Sabina Vennarini è radiologa, radioterapista, oncologa pediatrica e dirigente medico presso il Centro Protonterapia di Trento. In queste ore di emergenza sanitaria dovuta ai contagi da Covid-19, la sua allerta, già alta per il ruolo delicato che ricopre, si è ulteriormente alzata. L’impegno, suo e di tutto il personale sanitario, è tutto proiettato verso quelli che lei chiama “Cuccioli”, i piccoli, fragili pazienti. La sua è una storia di eroismo del quotidiano, fatta di sacrifici e impegno che, specialmente negli ultimi tempi, non riposa mai.
Dottoressa, nelle ultime ore in Italia si sono registrati i primi casi di contagio da Covid-19 fra i bambini. È preoccupata per loro?
“Chiaramente la categoria dei bambini oncologici è potenzialmente a rischio, come altre categorie di pazienti, come i malati con patologie respiratorie e gli anziani. Il paziente oncologico pediatrico è sicuramente una categoria a rischio! Viste le poche conoscenze del fenomeno di contagio e di cura, è richiesta la nostra massima attenzione e prudenza”.
Lei ha quotidianamente a che fare con i bambini e i genitori. Com’è il suo approccio verso di loro in questi tempi? I genitori le appaiono più preoccupati?
“I genitori avvertono certamente il pericolo e sono preoccupati. Come ripeto spesso, oltre alla cura Noi facciamo accoglienza dei genitori e dei loro piccoli. Per questo, stiamo cercando di dar loro tutte le informazioni possibili e contenere, così, le loro preoccupazioni. Ciò che possiamo fare è mettere in pratica l’attività di prevenzione, come raccomandato dal Ministero della Salute”.
Qual è il vademecum che state utilizzando in un servizio di oncologia pediatrica?
“Da parte dei servizi di oncologia pediatrica, la prima cosa è adottare il decalogo valido per le strutture sanitarie nazionali: limitare l’accesso, pensare all’igiene delle mani, mantenere la distanza di sicurezza di almeno un metro e fare riferimento ai medici se sopraggiungono tosse, raffreddori, difficoltà respiratorie e febbre. Da qui, eseguito screening, è stato messo in atto uno specifico percorso di presa in carico di eventuali contagi”.
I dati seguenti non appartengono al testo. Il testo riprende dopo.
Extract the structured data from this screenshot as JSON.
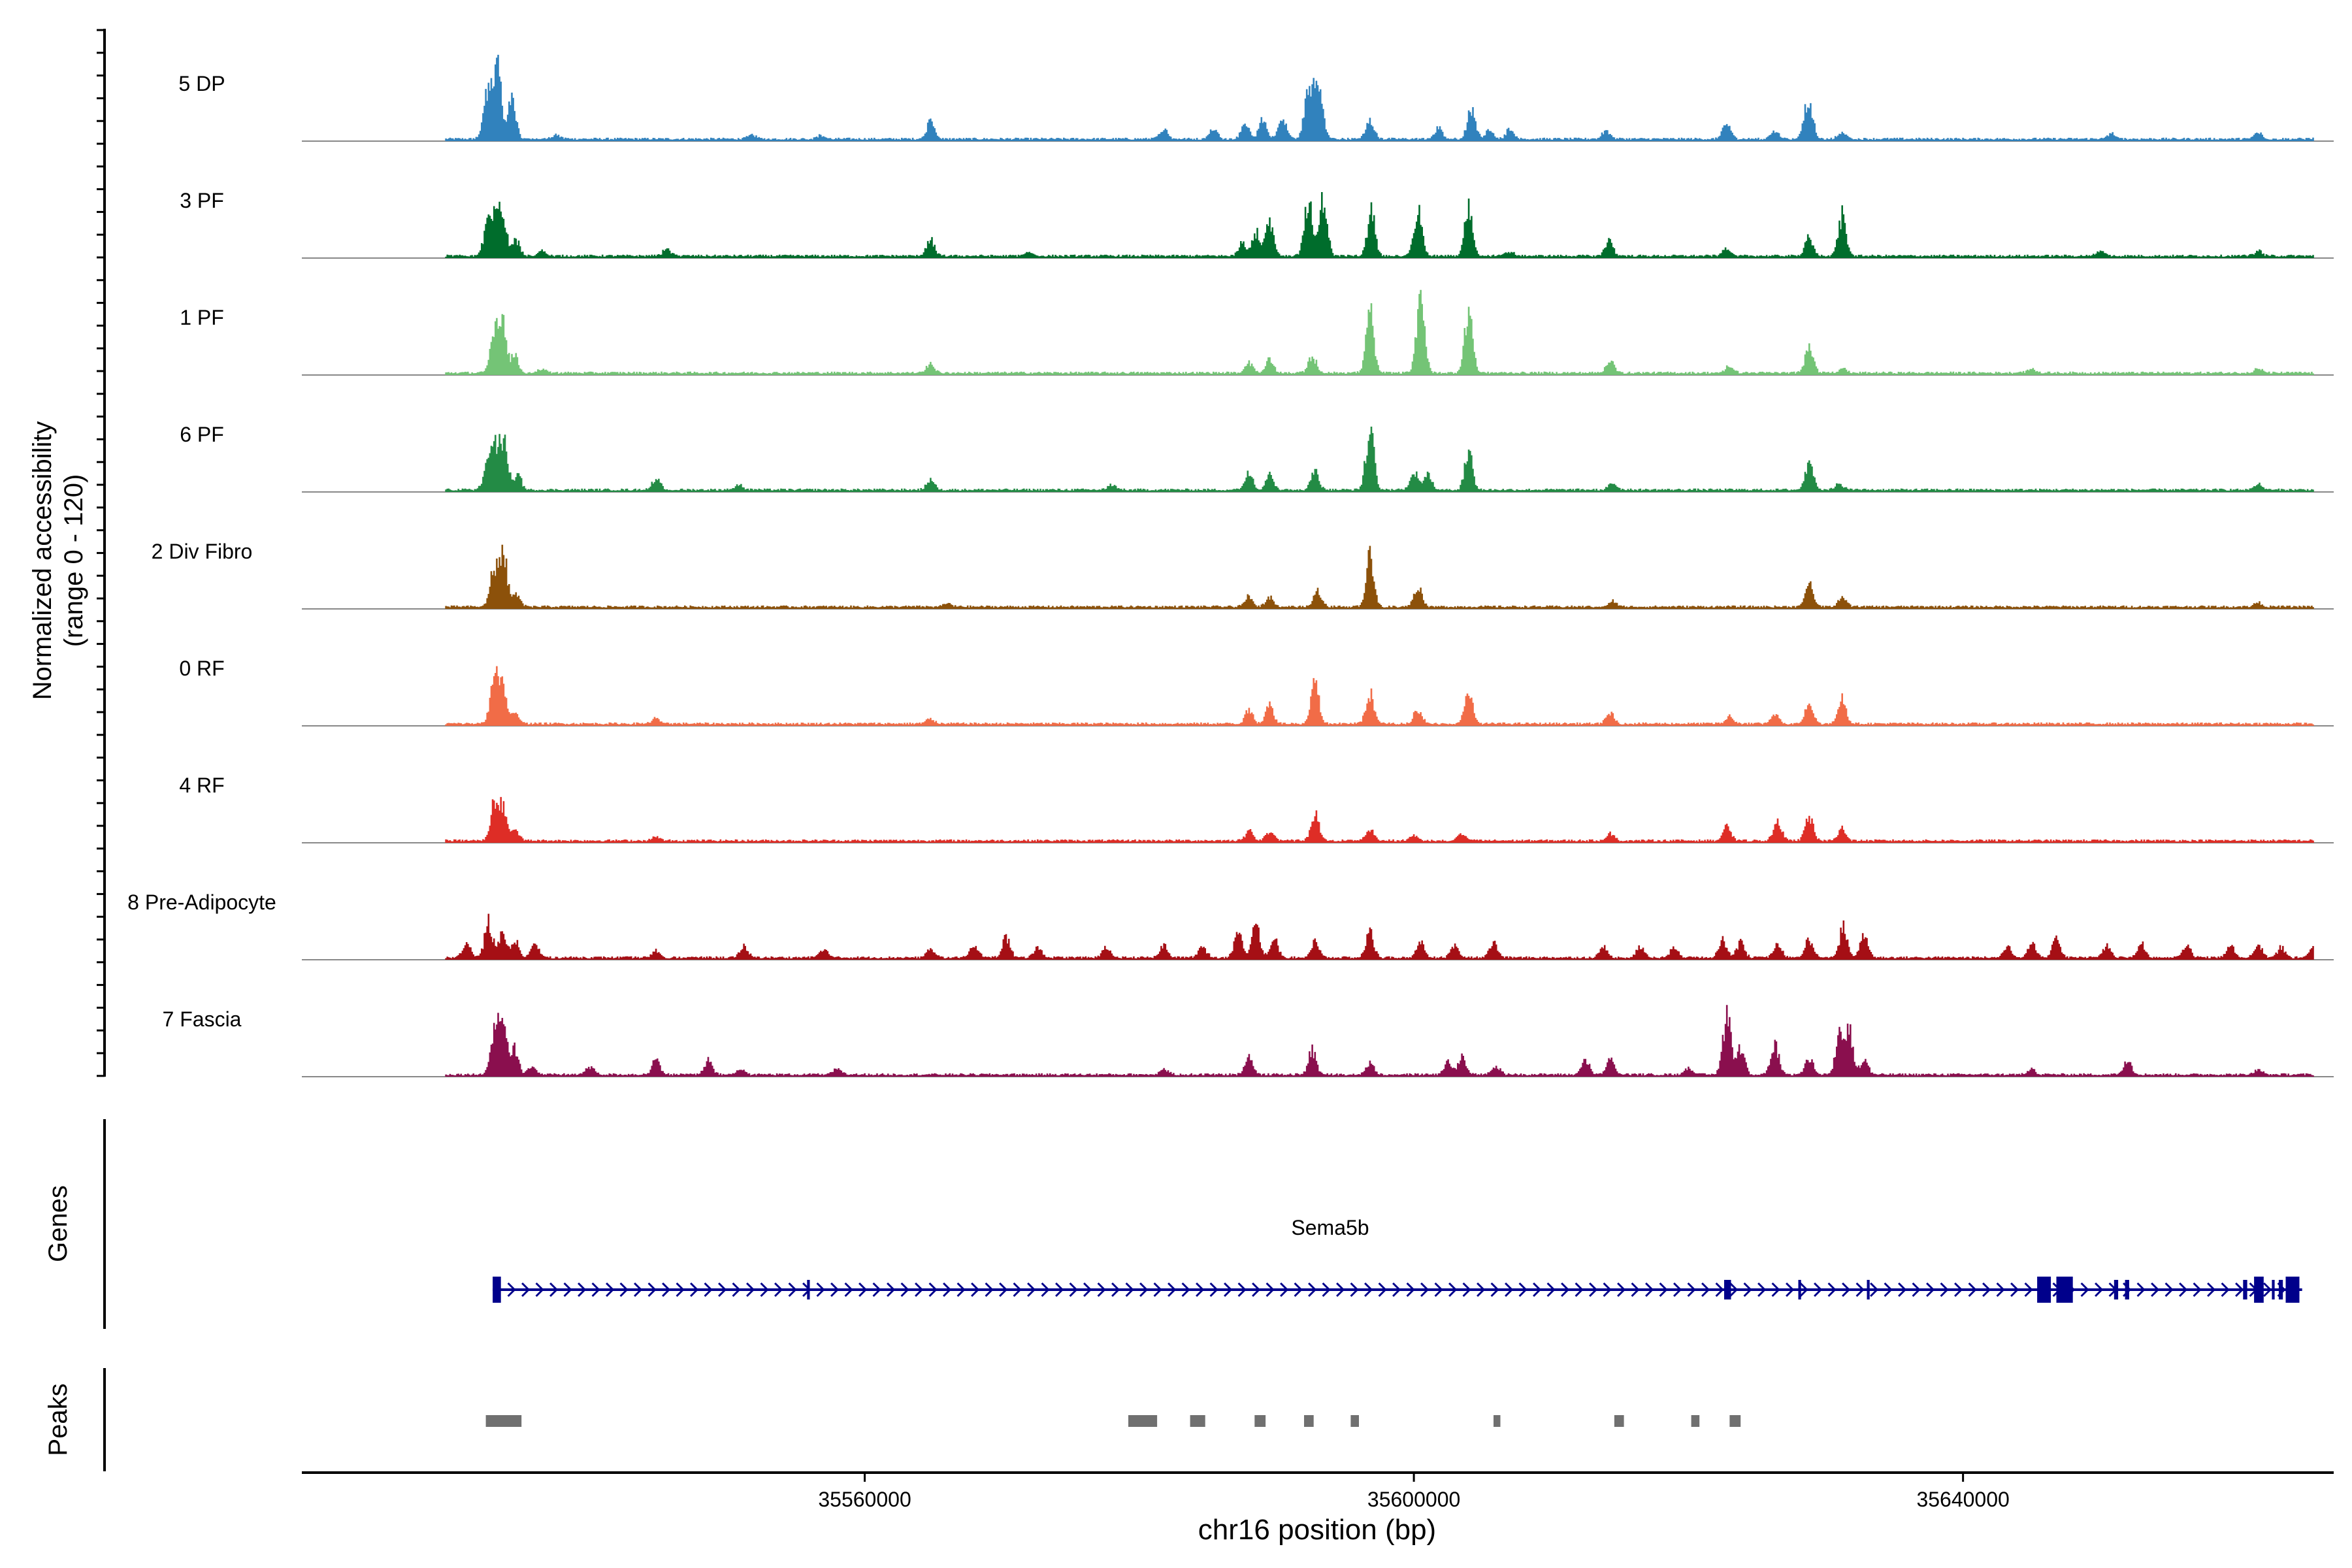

Come è cambiato il suo quotidiano ai tempi del Covid-19? Ha modificato delle abitudini pensando ai suoi piccoli pazienti?
“Per me il Covid-19 è arrivato come un ‘ciclone’. La prima cosa è impedire ed aiutare il piccolo paziente affinché non si infetti. E poi dobbiamo salvaguardare noi stessi affinché non ci infettiamo noi e i nostri colleghi sanitari. Addirittura, ci sono dei genitori che si preoccupano per noi e ci domandano: ‘Se vi ammalate, chi curerà i nostri figli?!’. Per questo, siamo attenti a rispettare tutte le procedure ministeriali di prevenzione e spesso dobbiamo dire ai bambini che corrono ad abbracciarci nelle ore della giornata, ad esempio dopo la loro terapia o quando arrivano al mattino per eseguire la loro cura: ‘fermati lì!’. È straziante, ma è obbligatorio farlo per loro, prima di tutto; anche noi non possiamo permetterci di ammalarci”.